IMPIEGATI DELLO STATO - Dirigenti - incarichi

Sentenza della Cassazione civile sez. lav., 14/04/2015, n.7495


SVOLGIMENTO DEL PROCESSO

Con sentenza del 14.10.2010-15.1.2011 la Corte d'Appello di Catania rigettò il gravame proposto da V.R., ex dipendente in quiescenza dal 1.9.2001, nei confronti dell'Agenzia delle Entrate - Direzione Regionale della Sicilia, avverso la pronuncia di prime cure che aveva disatteso la sua domanda risarcitoria svolta per il mancato conferimento delle funzioni dirigenziali, benchè ciò fosse stato previsto nel decreto di nomina del 7.5.1999, essendo stato per contro adottato nei suoi riguardi un provvedimento di collocamento a disposizione della Presidenza del Consiglio dei Ministri.

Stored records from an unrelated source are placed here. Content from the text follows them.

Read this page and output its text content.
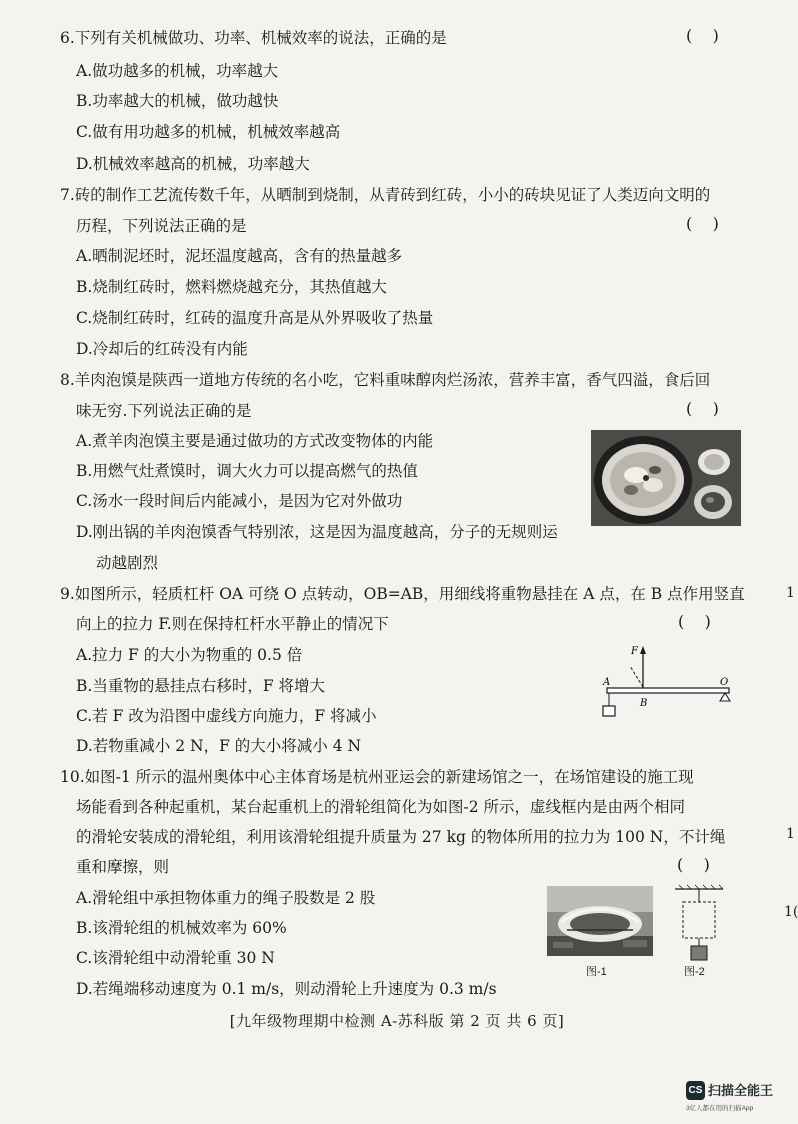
6.下列有关机械做功、功率、机械效率的说法，正确的是	(    )
A.做功越多的机械，功率越大
B.功率越大的机械，做功越快
C.做有用功越多的机械，机械效率越高
D.机械效率越高的机械，功率越大
7.砖的制作工艺流传数千年，从晒制到烧制，从青砖到红砖，小小的砖块见证了人类迈向文明的
历程，下列说法正确的是	(    )
A.晒制泥坯时，泥坯温度越高，含有的热量越多
B.烧制红砖时，燃料燃烧越充分，其热值越大
C.烧制红砖时，红砖的温度升高是从外界吸收了热量
D.冷却后的红砖没有内能
8.羊肉泡馍是陕西一道地方传统的名小吃，它料重味醇肉烂汤浓，营养丰富，香气四溢，食后回
味无穷.下列说法正确的是	(    )
A.煮羊肉泡馍主要是通过做功的方式改变物体的内能
B.用燃气灶煮馍时，调大火力可以提高燃气的热值
C.汤水一段时间后内能减小，是因为它对外做功
D.刚出锅的羊肉泡馍香气特别浓，这是因为温度越高，分子的无规则运
动越剧烈
9.如图所示，轻质杠杆 OA 可绕 O 点转动，OB=AB，用细线将重物悬挂在 A 点，在 B 点作用竖直
向上的拉力 F.则在保持杠杆水平静止的情况下	(    )
A.拉力 F 的大小为物重的 0.5 倍
B.当重物的悬挂点右移时，F 将增大
C.若 F 改为沿图中虚线方向施力，F 将减小
D.若物重减小 2 N，F 的大小将减小 4 N
F
A
B
O
10.如图-1 所示的温州奥体中心主体育场是杭州亚运会的新建场馆之一，在场馆建设的施工现
场能看到各种起重机，某台起重机上的滑轮组简化为如图-2 所示，虚线框内是由两个相同
的滑轮安装成的滑轮组，利用该滑轮组提升质量为 27 kg 的物体所用的拉力为 100 N，不计绳
重和摩擦，则	(    )
A.滑轮组中承担物体重力的绳子股数是 2 股
B.该滑轮组的机械效率为 60%
C.该滑轮组中动滑轮重 30 N
D.若绳端移动速度为 0.1 m/s，则动滑轮上升速度为 0.3 m/s
图-1	图-2
[九年级物理期中检测 A-苏科版 第 2 页 共 6 页]
1
1
1(
CS 扫描全能王
3亿人都在用的扫描App
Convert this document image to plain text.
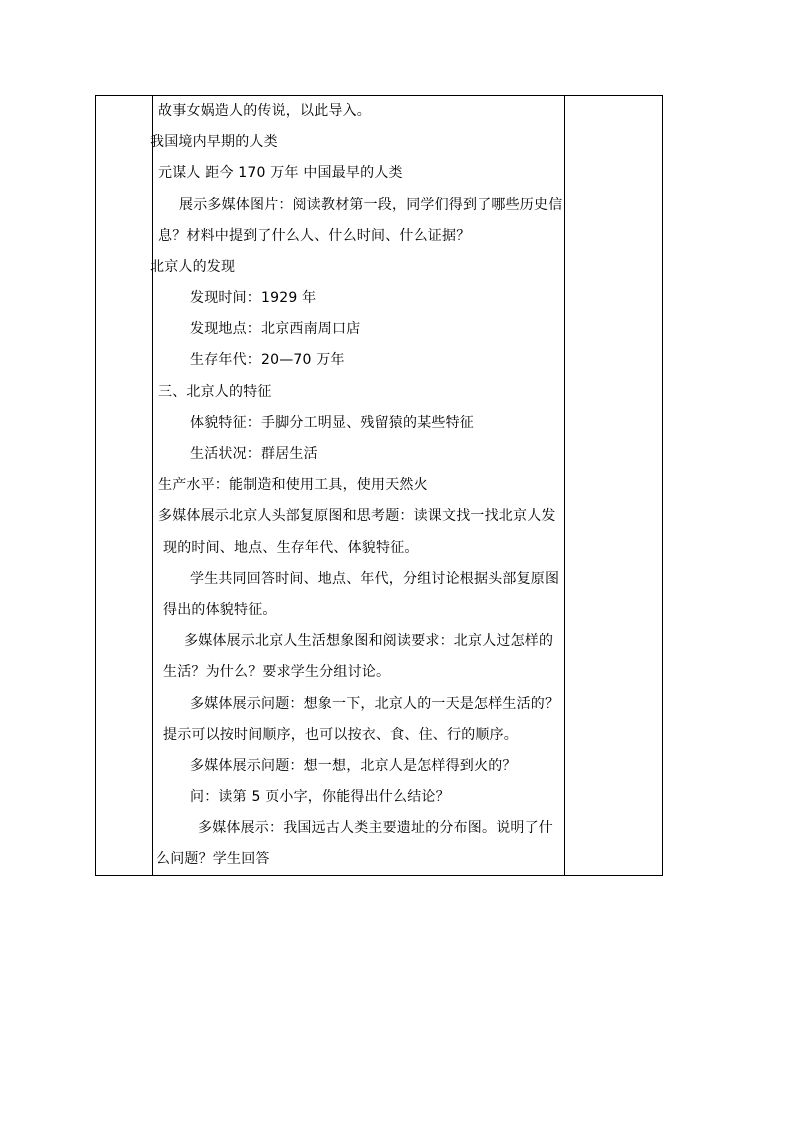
故事女娲造人的传说，以此导入。
我国境内早期的人类
元谋人 距今 170 万年 中国最早的人类
展示多媒体图片：阅读教材第一段，同学们得到了哪些历史信
息？材料中提到了什么人、什么时间、什么证据？
北京人的发现
发现时间：1929 年
发现地点：北京西南周口店
生存年代：20—70 万年
三、北京人的特征
体貌特征：手脚分工明显、残留猿的某些特征
生活状况：群居生活
生产水平：能制造和使用工具，使用天然火
多媒体展示北京人头部复原图和思考题：读课文找一找北京人发
现的时间、地点、生存年代、体貌特征。
学生共同回答时间、地点、年代，分组讨论根据头部复原图
得出的体貌特征。
多媒体展示北京人生活想象图和阅读要求：北京人过怎样的
生活？为什么？要求学生分组讨论。
多媒体展示问题：想象一下，北京人的一天是怎样生活的？
提示可以按时间顺序，也可以按衣、食、住、行的顺序。
多媒体展示问题：想一想，北京人是怎样得到火的？
问：读第 5 页小字，你能得出什么结论？
多媒体展示：我国远古人类主要遗址的分布图。说明了什
么问题？学生回答
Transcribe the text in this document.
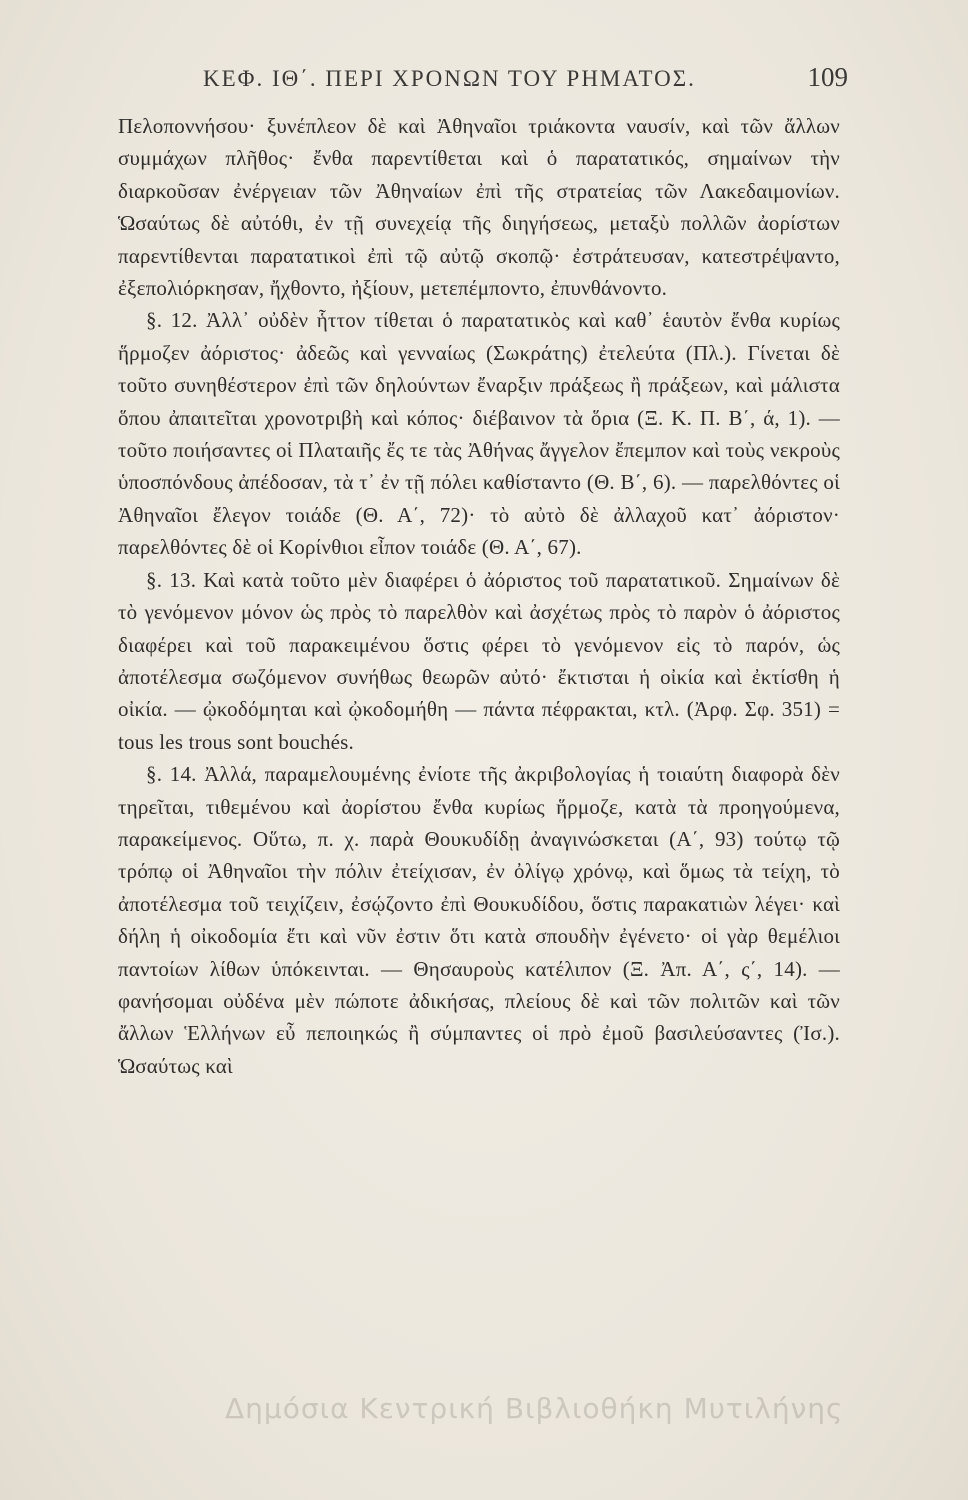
ΚΕΦ. ΙΘ΄. ΠΕΡΙ ΧΡΟΝΩΝ ΤΟΥ ΡΗΜΑΤΟΣ.	109

Πελοποννήσου· ξυνέπλεον δὲ καὶ Ἀθηναῖοι τριάκοντα ναυσίν, καὶ τῶν ἄλλων συμμάχων πλῆθος· ἔνθα παρεντίθεται καὶ ὁ παρατατικός, σημαίνων τὴν διαρκοῦσαν ἐνέργειαν τῶν Ἀθηναίων ἐπὶ τῆς στρατείας τῶν Λακεδαιμονίων. Ὡσαύτως δὲ αὐτόθι, ἐν τῇ συνεχείᾳ τῆς διηγήσεως, μεταξὺ πολλῶν ἀορίστων παρεντίθενται παρατατικοὶ ἐπὶ τῷ αὐτῷ σκοπῷ· ἐστράτευσαν, κατεστρέψαντο, ἐξεπολιόρκησαν, ἤχθοντο, ἠξίουν, μετεπέμποντο, ἐπυνθάνοντο.

§. 12. Ἀλλ᾽ οὐδὲν ἧττον τίθεται ὁ παρατατικὸς καὶ καθ᾽ ἑαυτὸν ἔνθα κυρίως ἥρμοζεν ἀόριστος· ἀδεῶς καὶ γενναίως (Σωκράτης) ἐτελεύτα (Πλ.). Γίνεται δὲ τοῦτο συνηθέστερον ἐπὶ τῶν δηλούντων ἔναρξιν πράξεως ἢ πράξεων, καὶ μάλιστα ὅπου ἀπαιτεῖται χρονοτριβὴ καὶ κόπος· διέβαινον τὰ ὅρια (Ξ. Κ. Π. Β΄, ά, 1). — τοῦτο ποιήσαντες οἱ Πλαταιῆς ἔς τε τὰς Ἀθήνας ἄγγελον ἔπεμπον καὶ τοὺς νεκροὺς ὑποσπόνδους ἀπέδοσαν, τὰ τ᾽ ἐν τῇ πόλει καθίσταντο (Θ. Β΄, 6). — παρελθόντες οἱ Ἀθηναῖοι ἔλεγον τοιάδε (Θ. Α΄, 72)· τὸ αὐτὸ δὲ ἀλλαχοῦ κατ᾽ ἀόριστον· παρελθόντες δὲ οἱ Κορίνθιοι εἶπον τοιάδε (Θ. Α΄, 67).

§. 13. Καὶ κατὰ τοῦτο μὲν διαφέρει ὁ ἀόριστος τοῦ παρατατικοῦ. Σημαίνων δὲ τὸ γενόμενον μόνον ὡς πρὸς τὸ παρελθὸν καὶ ἀσχέτως πρὸς τὸ παρὸν ὁ ἀόριστος διαφέρει καὶ τοῦ παρακειμένου ὅστις φέρει τὸ γενόμενον εἰς τὸ παρόν, ὡς ἀποτέλεσμα σωζόμενον συνήθως θεωρῶν αὐτό· ἔκτισται ἡ οἰκία καὶ ἐκτίσθη ἡ οἰκία. — ᾠκοδόμηται καὶ ᾠκοδομήθη — πάντα πέφρακται, κτλ. (Ἀρφ. Σφ. 351) = tous les trous sont bouchés.

§. 14. Ἀλλά, παραμελουμένης ἐνίοτε τῆς ἀκριβολογίας ἡ τοιαύτη διαφορὰ δὲν τηρεῖται, τιθεμένου καὶ ἀορίστου ἔνθα κυρίως ἥρμοζε, κατὰ τὰ προηγούμενα, παρακείμενος. Οὕτω, π. χ. παρὰ Θουκυδίδῃ ἀναγινώσκεται (Α΄, 93) τούτῳ τῷ τρόπῳ οἱ Ἀθηναῖοι τὴν πόλιν ἐτείχισαν, ἐν ὀλίγῳ χρόνῳ, καὶ ὅμως τὰ τείχη, τὸ ἀποτέλεσμα τοῦ τειχίζειν, ἐσῴζοντο ἐπὶ Θουκυδίδου, ὅστις παρακατιὼν λέγει· καὶ δήλη ἡ οἰκοδομία ἔτι καὶ νῦν ἐστιν ὅτι κατὰ σπουδὴν ἐγένετο· οἱ γὰρ θεμέλιοι παντοίων λίθων ὑπόκεινται. — Θησαυροὺς κατέλιπον (Ξ. Ἀπ. Α΄, ς΄, 14). — φανήσομαι οὐδένα μὲν πώποτε ἀδικήσας, πλείους δὲ καὶ τῶν πολιτῶν καὶ τῶν ἄλλων Ἑλλήνων εὖ πεποιηκώς ἢ σύμπαντες οἱ πρὸ ἐμοῦ βασιλεύσαντες (Ἰσ.). Ὡσαύτως καὶ

Δημόσια Κεντρική Βιβλιοθήκη Μυτιλήνης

La Corte territoriale, esclusa l'applicabilità alla fattispecie del disposto dell'art. 13 del CCNL Area dirigenti per il quadriennio 1998- 2001 e ritenuta l'esistenza di un potere discrezionale del datore di lavoro pubblico quanto al conferimento dell'incarico dirigenziale, osservò che la violazione dei principi della correttezza e della buona fede poteva configurarsi solo in presenza della lesione di diritti soggettivi già riconosciuti in base a norme di legge o contrattuali e rilevò che la disciplina pubblica degli incarichi dirigenziali si fondava sui principi della temporaneità e fiduciarietà e che, stante appunto il potere datoriale del tutto discrezionale nella scelta dei soggetti ai quali conferire gli incarichi dirigenziali, era da ritenersi insussistente un diritto soggettivo dei dirigenti allo svolgimento delle funzioni dirigenziali; era peraltro previsto dal sistema che ai dirigenti non destinatari di incarico dirigenziale potessero essere assegnate funzioni ispettive o di studio, senza che risultasse però configurabile un diritto tutelabile ai sensi dell'art. 2013 c.c., in quanto espressamente non applicabile.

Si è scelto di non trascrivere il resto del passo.